Mas também aprendi a me equilibrar de tal forma, que sabia andar melhor do que a
própria dona.
Saudade de descer
a Rua Tonelero, com o meu irmão, em um carrinho de rolimã e que foi feito por
ele e meu pai. Parecíamos dois doidos subindo e descendo com aquele carrinho
pintado de verde cor preferida de minha mãe e do meu irmão Palmeirense quase
fanático.
Saudade de comer
doces da venda do “Seu Germano” um simpático italiano que marcava em um
caderninho as guloseimas por mim compradas e que eram pagas no final do mês pelo
meu avô paterno.
Adorava saborear
pé de moleque, paçoca, geleia de mocotó, chupeta com sabor de groselha,
machadinha , puxa-puxa que certa vez arrancou um dente de leite
meu.
Saudade de Nha
Benta, o famoso DanTop que comíamos na Kopenhagen, minha mãe e meu irmão depois
de irmos ao dentista.
Ela dizia que ia
doer e que se não fizéssemos escândalo nos compraria Nha
Benta.
Hoje vejo a
incoerência e acho graça. Saíamos de um dentista para saborearmos um doce. Mas
mesmo assim, minha mãe sabia das coisas. Nunca tivemos medo de dentista, de
injeções, de tomar alguma medicação como o detestável óleo de figado de
bacalhau. Minha mãe sempre foi sincera conosco. Não colocava panos quentes.
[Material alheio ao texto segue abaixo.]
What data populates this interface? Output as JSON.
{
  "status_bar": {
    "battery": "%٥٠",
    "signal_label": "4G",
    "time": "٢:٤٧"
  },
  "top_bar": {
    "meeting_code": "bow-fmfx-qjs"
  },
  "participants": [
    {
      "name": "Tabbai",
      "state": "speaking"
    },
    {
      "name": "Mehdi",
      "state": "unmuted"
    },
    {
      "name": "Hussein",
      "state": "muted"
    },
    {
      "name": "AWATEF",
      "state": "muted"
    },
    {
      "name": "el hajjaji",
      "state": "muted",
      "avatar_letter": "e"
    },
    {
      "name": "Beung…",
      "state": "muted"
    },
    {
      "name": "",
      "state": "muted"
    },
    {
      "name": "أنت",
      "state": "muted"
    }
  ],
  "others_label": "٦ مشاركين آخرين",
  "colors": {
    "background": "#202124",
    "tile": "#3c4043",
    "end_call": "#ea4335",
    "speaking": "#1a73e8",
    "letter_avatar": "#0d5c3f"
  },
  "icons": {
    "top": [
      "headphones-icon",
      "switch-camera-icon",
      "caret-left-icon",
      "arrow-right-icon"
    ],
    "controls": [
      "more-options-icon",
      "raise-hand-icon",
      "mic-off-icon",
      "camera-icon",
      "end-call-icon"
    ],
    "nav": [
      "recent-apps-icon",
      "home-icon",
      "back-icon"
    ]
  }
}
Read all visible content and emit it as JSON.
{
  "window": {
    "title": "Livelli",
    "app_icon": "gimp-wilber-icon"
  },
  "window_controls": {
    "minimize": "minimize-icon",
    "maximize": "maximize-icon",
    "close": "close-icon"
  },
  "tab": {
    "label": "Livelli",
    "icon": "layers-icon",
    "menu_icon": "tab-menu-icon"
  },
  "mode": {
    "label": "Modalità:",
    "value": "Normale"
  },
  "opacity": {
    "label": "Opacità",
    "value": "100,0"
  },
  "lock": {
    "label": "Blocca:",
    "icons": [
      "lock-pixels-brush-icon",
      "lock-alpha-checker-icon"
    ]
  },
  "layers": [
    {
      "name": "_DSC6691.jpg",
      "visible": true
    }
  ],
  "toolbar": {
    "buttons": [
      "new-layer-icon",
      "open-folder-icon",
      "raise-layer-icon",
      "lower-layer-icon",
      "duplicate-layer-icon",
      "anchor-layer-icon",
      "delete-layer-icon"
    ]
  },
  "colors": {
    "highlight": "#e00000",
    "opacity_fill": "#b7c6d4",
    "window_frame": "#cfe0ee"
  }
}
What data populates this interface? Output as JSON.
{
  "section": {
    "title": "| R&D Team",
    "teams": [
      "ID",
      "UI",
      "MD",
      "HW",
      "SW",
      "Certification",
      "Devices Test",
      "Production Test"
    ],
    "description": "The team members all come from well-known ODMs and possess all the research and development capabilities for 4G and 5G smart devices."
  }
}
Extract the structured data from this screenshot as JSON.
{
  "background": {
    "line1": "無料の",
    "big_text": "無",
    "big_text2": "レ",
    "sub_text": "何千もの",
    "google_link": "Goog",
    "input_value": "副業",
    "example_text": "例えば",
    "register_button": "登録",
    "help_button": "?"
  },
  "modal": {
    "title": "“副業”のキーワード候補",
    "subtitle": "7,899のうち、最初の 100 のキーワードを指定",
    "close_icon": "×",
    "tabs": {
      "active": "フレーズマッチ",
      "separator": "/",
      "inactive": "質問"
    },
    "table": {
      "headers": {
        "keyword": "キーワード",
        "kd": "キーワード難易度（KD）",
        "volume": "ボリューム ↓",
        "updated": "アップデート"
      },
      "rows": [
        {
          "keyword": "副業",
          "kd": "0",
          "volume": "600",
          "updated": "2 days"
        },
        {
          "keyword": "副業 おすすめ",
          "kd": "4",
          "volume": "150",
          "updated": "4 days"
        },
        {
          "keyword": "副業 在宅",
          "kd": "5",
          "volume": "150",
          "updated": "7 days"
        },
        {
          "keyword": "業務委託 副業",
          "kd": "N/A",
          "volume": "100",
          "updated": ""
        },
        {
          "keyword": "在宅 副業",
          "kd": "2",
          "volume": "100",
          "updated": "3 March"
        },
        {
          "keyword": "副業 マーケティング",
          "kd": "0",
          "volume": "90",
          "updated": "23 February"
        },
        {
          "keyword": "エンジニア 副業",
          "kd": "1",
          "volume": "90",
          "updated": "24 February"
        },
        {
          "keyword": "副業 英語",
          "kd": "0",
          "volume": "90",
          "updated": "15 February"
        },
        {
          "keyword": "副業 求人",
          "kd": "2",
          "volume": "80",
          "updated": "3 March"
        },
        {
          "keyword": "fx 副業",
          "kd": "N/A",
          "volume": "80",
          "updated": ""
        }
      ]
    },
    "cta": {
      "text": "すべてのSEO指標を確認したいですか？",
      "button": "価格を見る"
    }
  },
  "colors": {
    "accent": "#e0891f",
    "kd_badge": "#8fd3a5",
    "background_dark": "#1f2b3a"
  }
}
Sim...ia doer. Sim...ia machucar um pouquinho... E nós crescemos sem ter
praticamente medo de nada
Outras saudades se
acumulam em meus pensamentos.
Dentre elas uma em
especial: a saudade do odor da boneca novinha saída da caixa em uma manhã
de Natal. Até hoje consigo sentir aquele cheirinho e que não é igual ao das
bonecas de agora.
Saudade da alegria
de ver o ovo de Páscoa debaixo da cama dentro de um grande ovo de madeira,
coberto com um tecido cheio de coelhinhos. Ovo de madeira que meu avô paterno
habilmente nos fez.
Saudade...saudade...saudade...
Quem me dera eu
poder voltar no tempo! Parar o tempo.
Mas sei que isso é
impossível . O tempo não para, já cantava Cazuza.
E então a saudade fica
retida na memória e quando me sinto um tanto quanto intranquila, resgato aquelas
imagens. Como faço agora
Teresa Santos, 60 anos,
paulistana. Aposentada, mas na ativa. Formada em Letras pela Universidade São
Paulo. Gosta de estudar idiomas, de viajar, de ler e de observar
o mundo. Considera o ser humano a melhor personagem para seus escritos. É
grata à vida e se considera uma pessoa feliz.
2 comentários:
Oi Teresa,
Mais uma vez você arrasou!
Meu pai também chamava aquela chuva de pingos grossos de quatro centões, eu chamo de chuva pastilha (os primeiros pingos a tocar o chão sempre me pareceram pastilhas).
Fui de volta à minha infância nesse relato tão gostoso de ler. Parabéns!
Teresa, como sempre, lindo texto. Suas palavras funcionam como uma máquina do tempo. Elas, de uma forma mágica, trazem de novo à memória os belos momentos da nossa infância. Meus parabéns!